日本未上陸のためご存じの人は少ないかと思うが、パーネルは高度なトゥールビヨンモデルを製作し、名を馳せるスイスの気鋭ブランドだ。初参加となった2020年に続き、今年もウォッチズ&ワンダーズに参加し、大作“エスケープⅡ”のニューバージョンを発表した。
新作を取り上げる前に、まずはエスケープⅡがどういったモデルなのか簡単に紹介しよう。
同モデルは世界最速の3軸トゥールビヨンを、二つも備えた超複雑モデルだ。発明したのは過去にMB&Fともコラボレートしたことでも知られる時計師のエリック・クードレイ氏で、この機構を“スフェリオン”と名付けた。
一般的な1軸のトゥールビヨンの場合、1回転するのに60秒掛かるが、このスフェリオンでは軸によって回転速度が異なり、8、16、30秒でそれぞれが1回転する。回転速度を上げることで重力の影響を最小化、かつ多方向に回転することで影響を分散させるという発想だ。

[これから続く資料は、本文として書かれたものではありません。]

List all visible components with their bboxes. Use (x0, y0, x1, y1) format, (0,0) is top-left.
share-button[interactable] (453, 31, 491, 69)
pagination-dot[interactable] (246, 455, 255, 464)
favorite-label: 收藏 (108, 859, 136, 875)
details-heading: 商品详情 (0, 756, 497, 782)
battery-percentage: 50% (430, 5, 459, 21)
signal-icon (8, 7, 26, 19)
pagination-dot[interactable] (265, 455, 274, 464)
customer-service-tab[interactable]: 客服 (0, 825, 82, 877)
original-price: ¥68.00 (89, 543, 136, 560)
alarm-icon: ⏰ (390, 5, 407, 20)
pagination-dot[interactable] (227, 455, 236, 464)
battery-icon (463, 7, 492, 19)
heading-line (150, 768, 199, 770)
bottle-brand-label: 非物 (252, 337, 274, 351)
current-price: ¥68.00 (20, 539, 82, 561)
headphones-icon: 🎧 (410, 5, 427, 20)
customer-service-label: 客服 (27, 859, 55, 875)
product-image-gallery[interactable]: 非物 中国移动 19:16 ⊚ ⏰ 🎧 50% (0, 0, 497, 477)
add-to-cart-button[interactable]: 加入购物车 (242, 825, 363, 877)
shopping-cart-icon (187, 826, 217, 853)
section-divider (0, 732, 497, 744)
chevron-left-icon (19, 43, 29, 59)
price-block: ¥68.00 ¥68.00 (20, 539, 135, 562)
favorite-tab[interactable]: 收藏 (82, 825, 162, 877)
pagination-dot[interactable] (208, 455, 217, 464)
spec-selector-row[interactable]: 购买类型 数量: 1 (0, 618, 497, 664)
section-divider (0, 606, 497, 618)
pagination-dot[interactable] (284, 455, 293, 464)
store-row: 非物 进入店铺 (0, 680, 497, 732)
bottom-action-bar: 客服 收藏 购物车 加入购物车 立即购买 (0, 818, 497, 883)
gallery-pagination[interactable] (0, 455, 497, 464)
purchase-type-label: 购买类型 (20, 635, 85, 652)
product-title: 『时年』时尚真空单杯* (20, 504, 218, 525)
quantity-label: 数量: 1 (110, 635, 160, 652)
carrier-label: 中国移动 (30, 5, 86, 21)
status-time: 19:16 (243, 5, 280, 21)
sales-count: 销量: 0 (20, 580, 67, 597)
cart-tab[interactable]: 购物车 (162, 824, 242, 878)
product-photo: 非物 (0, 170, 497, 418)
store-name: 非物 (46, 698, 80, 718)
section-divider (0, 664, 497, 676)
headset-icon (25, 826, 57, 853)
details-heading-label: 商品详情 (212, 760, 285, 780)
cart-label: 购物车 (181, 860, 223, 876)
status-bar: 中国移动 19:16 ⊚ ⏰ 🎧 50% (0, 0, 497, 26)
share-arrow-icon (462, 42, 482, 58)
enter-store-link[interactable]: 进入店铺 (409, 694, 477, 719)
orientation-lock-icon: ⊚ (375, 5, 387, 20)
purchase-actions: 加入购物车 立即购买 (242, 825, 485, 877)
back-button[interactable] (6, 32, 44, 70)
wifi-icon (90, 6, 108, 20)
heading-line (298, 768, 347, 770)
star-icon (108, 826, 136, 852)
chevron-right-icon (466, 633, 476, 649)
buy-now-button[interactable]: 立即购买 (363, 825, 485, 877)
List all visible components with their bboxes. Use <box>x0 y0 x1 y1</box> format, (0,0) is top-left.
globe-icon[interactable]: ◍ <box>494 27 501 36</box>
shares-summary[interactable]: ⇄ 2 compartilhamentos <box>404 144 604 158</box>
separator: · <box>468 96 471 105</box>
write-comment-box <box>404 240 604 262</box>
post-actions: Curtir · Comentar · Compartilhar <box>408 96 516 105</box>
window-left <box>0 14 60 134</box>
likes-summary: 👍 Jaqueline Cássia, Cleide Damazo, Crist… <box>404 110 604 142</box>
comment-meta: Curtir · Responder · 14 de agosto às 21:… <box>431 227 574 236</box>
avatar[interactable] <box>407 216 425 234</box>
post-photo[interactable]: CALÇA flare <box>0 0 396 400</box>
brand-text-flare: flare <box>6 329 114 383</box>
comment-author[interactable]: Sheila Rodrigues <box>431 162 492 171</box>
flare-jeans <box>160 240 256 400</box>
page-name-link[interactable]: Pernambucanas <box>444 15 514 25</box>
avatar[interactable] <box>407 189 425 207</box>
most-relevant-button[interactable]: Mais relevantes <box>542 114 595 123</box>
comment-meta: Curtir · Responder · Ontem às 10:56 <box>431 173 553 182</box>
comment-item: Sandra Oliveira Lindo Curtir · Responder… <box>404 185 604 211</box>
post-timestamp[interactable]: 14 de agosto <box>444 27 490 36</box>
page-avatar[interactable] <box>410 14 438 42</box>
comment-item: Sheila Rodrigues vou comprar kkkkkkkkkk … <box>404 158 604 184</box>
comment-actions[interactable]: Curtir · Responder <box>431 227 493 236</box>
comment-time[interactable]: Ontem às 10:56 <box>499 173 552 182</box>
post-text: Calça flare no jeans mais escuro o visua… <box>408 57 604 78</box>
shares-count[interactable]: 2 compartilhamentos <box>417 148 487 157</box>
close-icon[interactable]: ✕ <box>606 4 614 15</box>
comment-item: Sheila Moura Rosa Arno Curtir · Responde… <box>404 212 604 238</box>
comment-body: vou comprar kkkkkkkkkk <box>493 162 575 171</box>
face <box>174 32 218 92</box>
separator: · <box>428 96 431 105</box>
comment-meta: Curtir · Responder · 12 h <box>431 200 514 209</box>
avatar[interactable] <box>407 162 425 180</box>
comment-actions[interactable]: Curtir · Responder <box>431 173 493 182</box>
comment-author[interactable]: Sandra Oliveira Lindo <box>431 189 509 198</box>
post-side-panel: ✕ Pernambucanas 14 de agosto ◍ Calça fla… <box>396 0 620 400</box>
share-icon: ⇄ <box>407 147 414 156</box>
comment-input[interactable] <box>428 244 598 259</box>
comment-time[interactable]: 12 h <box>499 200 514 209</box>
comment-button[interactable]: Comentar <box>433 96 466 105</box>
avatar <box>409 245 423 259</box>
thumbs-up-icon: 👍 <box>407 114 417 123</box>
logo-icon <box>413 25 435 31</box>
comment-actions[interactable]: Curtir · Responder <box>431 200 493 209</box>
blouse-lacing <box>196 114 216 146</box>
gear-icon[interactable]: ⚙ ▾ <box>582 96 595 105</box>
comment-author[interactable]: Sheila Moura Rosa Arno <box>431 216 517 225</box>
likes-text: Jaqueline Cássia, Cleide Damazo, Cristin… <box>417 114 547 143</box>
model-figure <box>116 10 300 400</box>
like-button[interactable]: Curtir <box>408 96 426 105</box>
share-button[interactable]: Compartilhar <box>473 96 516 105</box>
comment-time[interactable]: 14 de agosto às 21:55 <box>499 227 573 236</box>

スフェリオンがひとつだけのモデルがエスケープとして展開されており、その上位機種にあたるのがエスケープⅡである。こちらはスフェリオンを二つ備え、さらにこれらを繋ぐことで誤差を平均化している。
スフェリオンをひとつ備えたエスケープ
スフェリオンを二つ備えるエスケープⅡ
もっとも、この大掛かりな機構を動作させるためには、多くのエネルギーが必要となる。そのためエスケープⅡでは動力源となる主ゼンマイが六つ(四つの香箱に収められる)もあるのだが、それでもパワーリザーブはわずか32時間しかない。
エスケープⅡ アブソリュート・サファイア
サファイア(48mm径)。3気圧防水。手巻き(Cal.CP03/32時間パワーリザーブ)
今年発表されたエスケープⅡのニューバージョンは内部の複雑なムーヴメントが全方向から鑑賞できるフルサファイア仕様だ。しかもケースのみならず、文字盤やブリッジ、一部の歯車もサファイアで成形し、“純粋な透明性”を追求したというユニークピースで、スフェリオンの機能美と造形美がより強調されている。サイドから見ると、まるでスフィリオンがまるで中空に浮いているかのようだ。
さて、これだけ複雑で豪華なモデルだと価格も気になるところだが、ユニークピースゆえに時価扱い。ただ、あくまでも目安となるが、海外情報サイトでは100万ドル(!)と伝えているところもある。